How to measure cache hit resolution time in unbound 1.24.1

Hi

I have installed unbound 1.24.1 on FreeBSD 14.3 OS. My cache hit rate is 76% with over 20% coming through recursive replies.

The median time for recursive replies is 440ms while the avg is 520ms.

This setup has been running for over 72hrs. I expect stats to improve but that is not happening.

Just wanted to find out if there is a way to measure the cache hit resolution time in a dashboard?

Can I do anything to improve cache hit ratio?

Can I also improve the recursive reply time?

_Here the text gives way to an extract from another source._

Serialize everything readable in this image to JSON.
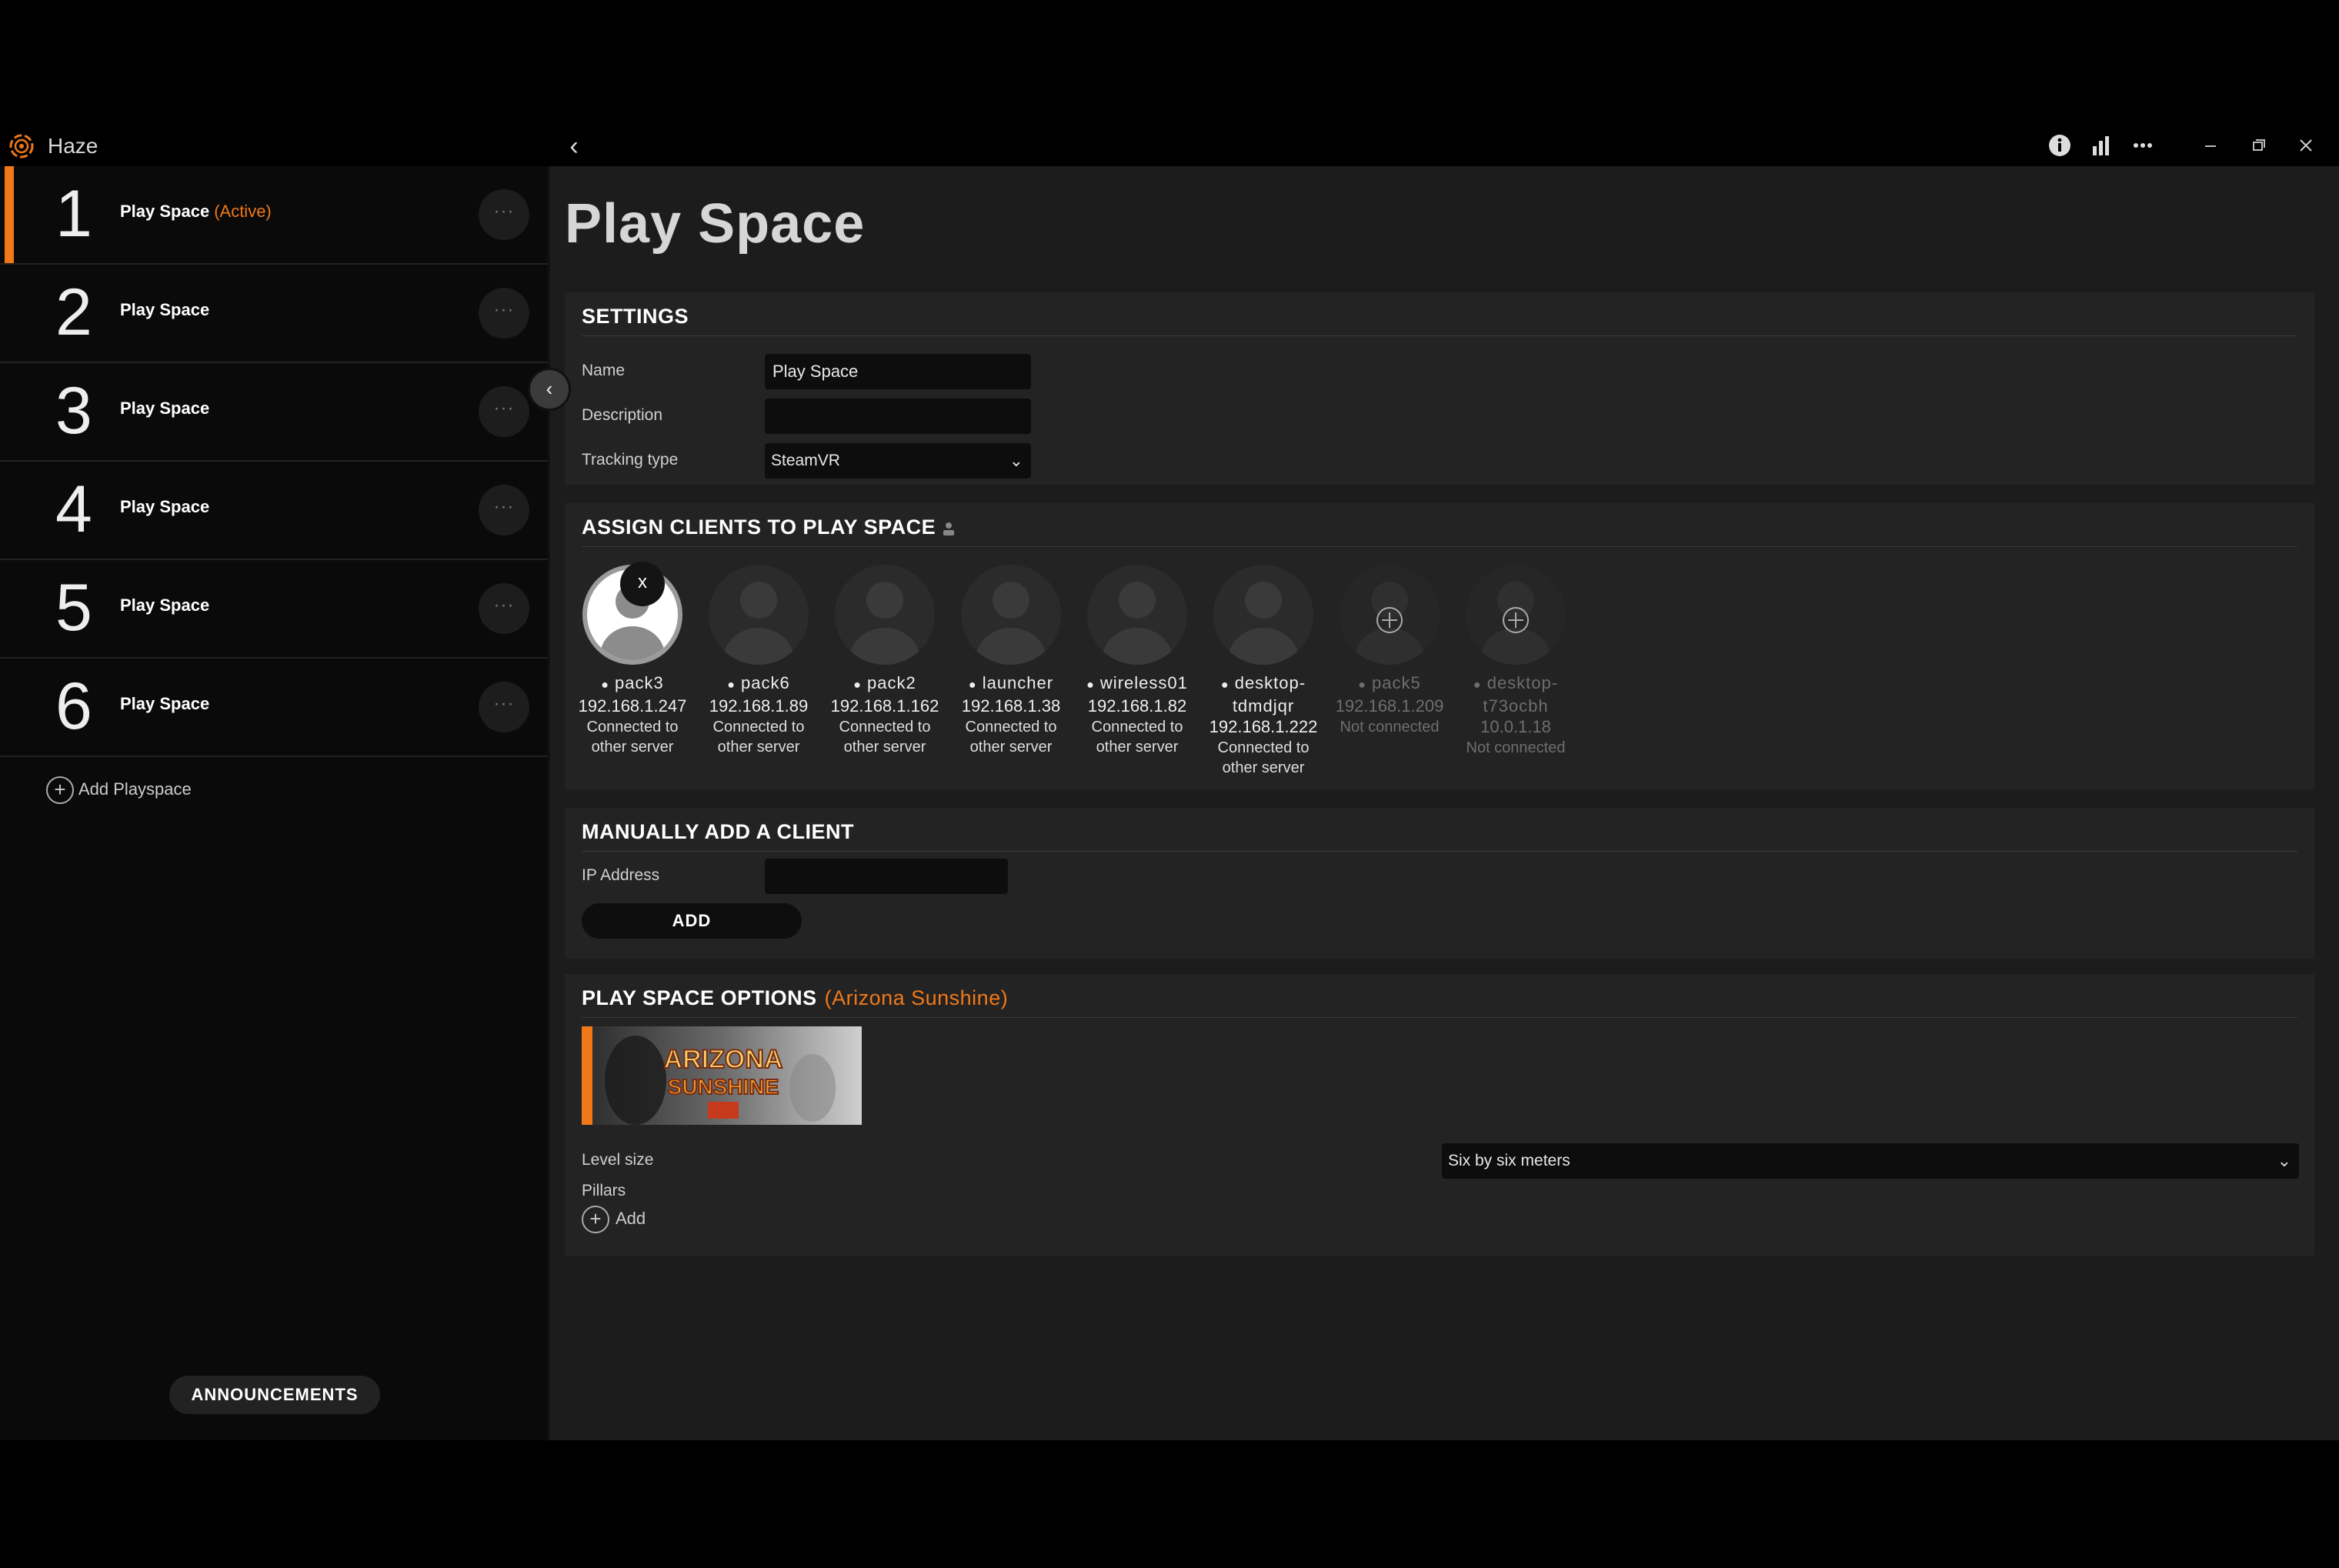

I am using unbound_exporter to monitor stats in grafana

My configs have been adjusted as follows:
rrset-cache-size: 20G
msg-cache-size: 10G
cache-min-ttl: 1800

I am using the root hint files directly on the server for recursive lookup and not forwarding to any public resolver

Thank you

Regards,
Isaac

Home many cores/slabs are you using?

Hi Seth

num-threads: 64
msg-cache-slabs: 32
rrset-cache-slabs: 32
infra-cache-slabs: 32
key-cache-slabs: 32
ratelimit-slabs: 32
ip-ratelimit-slabs: 32

The physical server is a dell 640 with specs below

hw.ncpu: 104
hw.model: Intel(R) Xeon(R) Gold 6230R CPU @ 2.10GHz

Thank you
Isaac

Your thread should be equal to or lower than the number of slabs.

The thread count seems extremely high, you should not need so many. You should set num-queries-per-thread. Try 16384

Can you also paste your memory settings and Cache settings?

Hi Seth

The server is dedicated for this purpose hence the high number of threads

below configs are in place:

num-queries-per-thread: 4096
msg-cache-size: 10G
rrset-cache-size: 20G
key-cache-size: 1G

Thank you

I think you missed the point. See: https://nlnetlabs.nl/documentation/unbound/howto-optimise/

Set *-slabsto a power of 2 close to thenum-threadsvalue. Do this formsg-cache-slabs,rrset-cache-slabs,infra-cache-slabsandkey-cache-slabs. This reduces lock contention.

I service several hundred thousands of simultaneous clients with 10,000s queries per second on only 12 threads. Cache response time is less than 1ms, average response time is < 10ms. My hosts (I have 3 of them) have 16 threads/cores each, I leave 4 threads to do some server busy work like stats and logs collection. More threads doesn’t always mean better performance and in your case since your slab count is low you’re going to have a lot of lock contention.

Cheers

Thanks Seth.

I’ll make the adjustments and monitor performance.

Hi Seth

Do you have a tool that helps you measure the cache hit resolution time?

sir izake via Unbound-users <unbound-users@lists.nlnetlabs.nl>:

Just wanted to find out if there is a way to measure the cache hit resolution time in a dashboard?

Unbound has no facility to measure cache hit resolution time.

A method to measure cache hit time is to make query to names which always resolved with cache hit e.g. “dig -t NS . “; If the resolver is too busy and queries always remain stuck in its receive queue, its response (even for cache hit) would be delayed due to the queue dwell time, and queries may even be dropped.

Yes as Daisuke said, it’s a very unscientific approach to measure this. We use data from our load test rig plus some baseline network latency to arrive at estimates.

Our average also includes timeouts from some exotic domains and records that do not exist which probably originate from malware and all sorts of crap on our clients devices. It’s amazing the junk that people try to access.

How did your test go with the tuning already suggested, did you see any improvements?